Daly described herself as a pagan, an eco-feminist and a radical feminist in a 1999 interview with The Guardian newspaper of London. ''I hate the Bible,'' she told the paper. ''I always did. I didn't study theology out of piety. I studied it because I wanted to know.''
Population of Earth -1
Population of Hell +1
I heard of Mary Daly years ago when she banned male students from her classes. The administration stiffened its spine and imposed actual punishment, and she took her business elsewhere.
Daly also refused to use the word “seminar”, claiming it was a symbol of male insemination dominance or some such; she substituted the absurd term “ovular” instead.
But truth is always stranger than fiction, and in this case grimly so. The hatred, bile, and vitriol fairly drip from Mary Daly’s output; this was a profoundly angry woman in a permanent state of burning rage (like many Muslims).
Reading this account is chilling.
Yep, I thought so......
You wrote:
“Ill bet a paycheck this repulsive hag was never intimate with a man.”
I’ll bet a paycheck that the man she was intimate with is still in therapy over it.
At any rate, she is probably permenenyly burning now.
Looking at that picture makes me want to post this link:
http://www.webmd.com/genital-herpes/guide/20061101/oral-sex-raises-womens-genital-herpes-risk
They just have that look, don't they...
Anyhoo, say hi to Teddy Kennedy, Mary!
God gave her 81 years to repent now she has eternity in hell to contemplate her wickedness and outright stupidity.
I'll bet a paycheck that she was sexually abused by someone -- could be male or female -- as a child.
That would explain alot.
Now that shows the level of depravity to which she had descended. Perhaps the saddest aspect of is that she was the first American woman to receive a doctorate in Catholic theology. That is a daunting feat and highly commendable except she did this for all the wrong reasons ... she accomplished this out of spite and hatred for the Catholic Church.
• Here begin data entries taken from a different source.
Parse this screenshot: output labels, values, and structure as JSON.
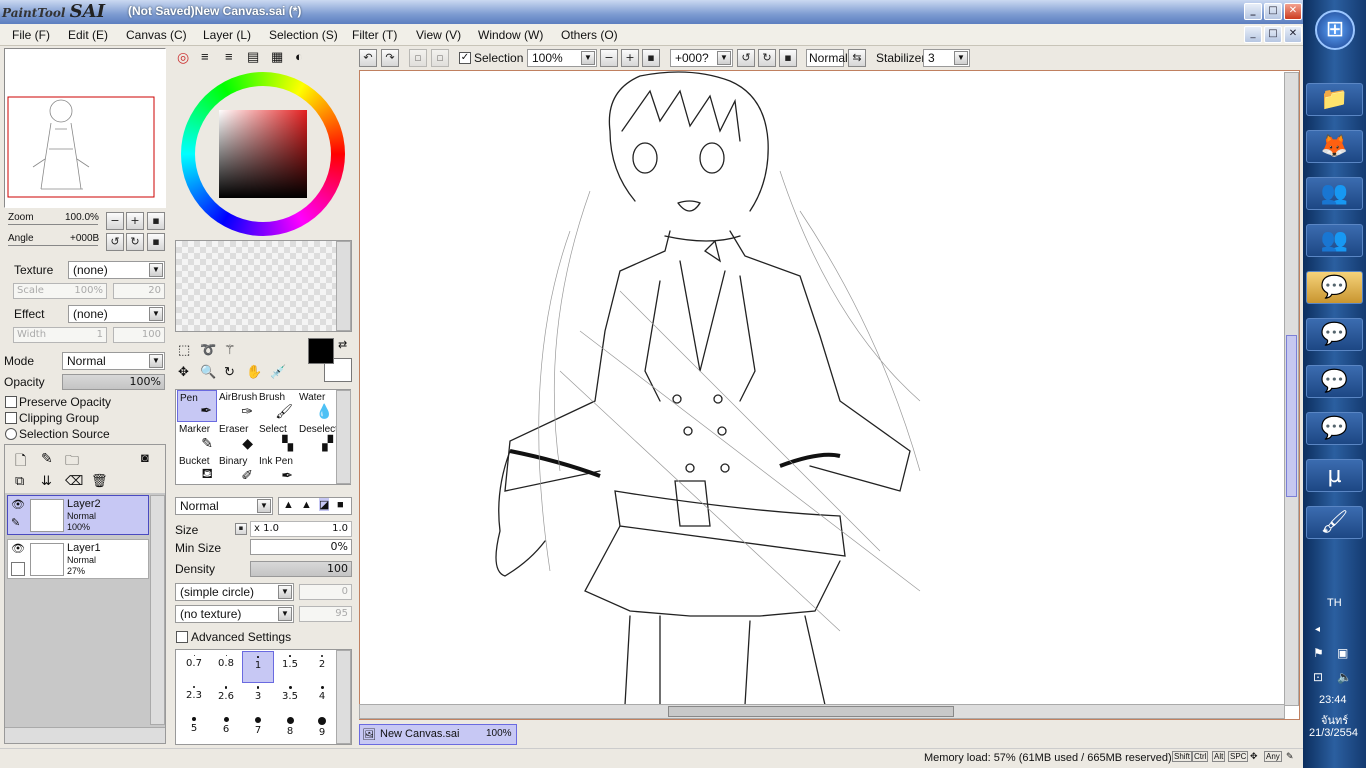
{
  "titlebar": {
    "logo_small": "PaintTool",
    "logo_big": "SAI",
    "title": "(Not Saved)New Canvas.sai (*)"
  },
  "menu": [
    "File (F)",
    "Edit (E)",
    "Canvas (C)",
    "Layer (L)",
    "Selection (S)",
    "Filter (T)",
    "View (V)",
    "Window (W)",
    "Others (O)"
  ],
  "navigator": {
    "zoom_label": "Zoom",
    "zoom_value": "100.0%",
    "angle_label": "Angle",
    "angle_value": "+000B"
  },
  "texture": {
    "label": "Texture",
    "value": "(none)",
    "scale_label": "Scale",
    "scale_value": "100%",
    "scale_amount": "20"
  },
  "effect": {
    "label": "Effect",
    "value": "(none)",
    "width_label": "Width",
    "width_value": "1",
    "width_amount": "100"
  },
  "layer_props": {
    "mode_label": "Mode",
    "mode_value": "Normal",
    "opacity_label": "Opacity",
    "opacity_value": "100%",
    "preserve": "Preserve Opacity",
    "clipping": "Clipping Group",
    "selsource": "Selection Source"
  },
  "layers": [
    {
      "name": "Layer2",
      "mode": "Normal",
      "opacity": "100%",
      "selected": true
    },
    {
      "name": "Layer1",
      "mode": "Normal",
      "opacity": "27%",
      "selected": false
    }
  ],
  "tools": [
    "Pen",
    "AirBrush",
    "Brush",
    "Water",
    "Marker",
    "Eraser",
    "Select",
    "Deselect",
    "Bucket",
    "Binary",
    "Ink Pen"
  ],
  "brush": {
    "blend": "Normal",
    "size_label": "Size",
    "size_mult": "x 1.0",
    "size_value": "1.0",
    "minsize_label": "Min Size",
    "minsize_value": "0%",
    "density_label": "Density",
    "density_value": "100",
    "shape": "(simple circle)",
    "shape_value": "0",
    "texture": "(no texture)",
    "texture_value": "95",
    "advanced": "Advanced Settings"
  },
  "brush_sizes": [
    "0.7",
    "0.8",
    "1",
    "1.5",
    "2",
    "2.3",
    "2.6",
    "3",
    "3.5",
    "4",
    "5",
    "6",
    "7",
    "8",
    "9"
  ],
  "toolbar": {
    "selection_label": "Selection",
    "zoom": "100%",
    "angle": "+000?",
    "mode": "Normal",
    "stabilizer_label": "Stabilizer",
    "stabilizer_value": "3"
  },
  "doc_tab": {
    "name": "New Canvas.sai",
    "zoom": "100%"
  },
  "status": {
    "memory": "Memory load: 57% (61MB used / 665MB reserved)",
    "keys": [
      "Shift",
      "Ctrl",
      "Alt",
      "SPC",
      "Any"
    ]
  },
  "taskbar": {
    "lang": "TH",
    "time": "23:44",
    "day": "จันทร์",
    "date": "21/3/2554"
  },
  "colors": {
    "accent": "#7d9bd1",
    "selected_layer": "#c7c8f4",
    "canvas": "#ffffff"
  }
}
Essentially, there was no spiritual gain from so many years of study.
It wouldn't excuse her ... far from it. It would explain, though.
Happiness is a Christian husband and lots of babies. Too bad for her.
Oh, my. Where to start...actually appearing in public looking like that, she really can’t think much of herself.
I don't look that bad when I'm knee deep in mud training the dogz!
Not only did she not take care of herself, she deliberately made herself look unattractive. The hatred in her eyes isn't very attractive either.
Prayers for her soul, I hope they'll do some good.
Plain is one thing, but to constantly not care...it just boggles the mind.
Thank you for expressing what I was thinking as well. I join my prayers with yours and those of St. Faustina for God’s mercy on her soul.
Somehow the thought of her being welcomed into Heaven, despite all that she did, by her heavenly FATHER, due to the repedmtion by HIS SON, is very satisfying.
But if she really wants to be that removed from all men, including her Lord and Savior, she will be given what she wants.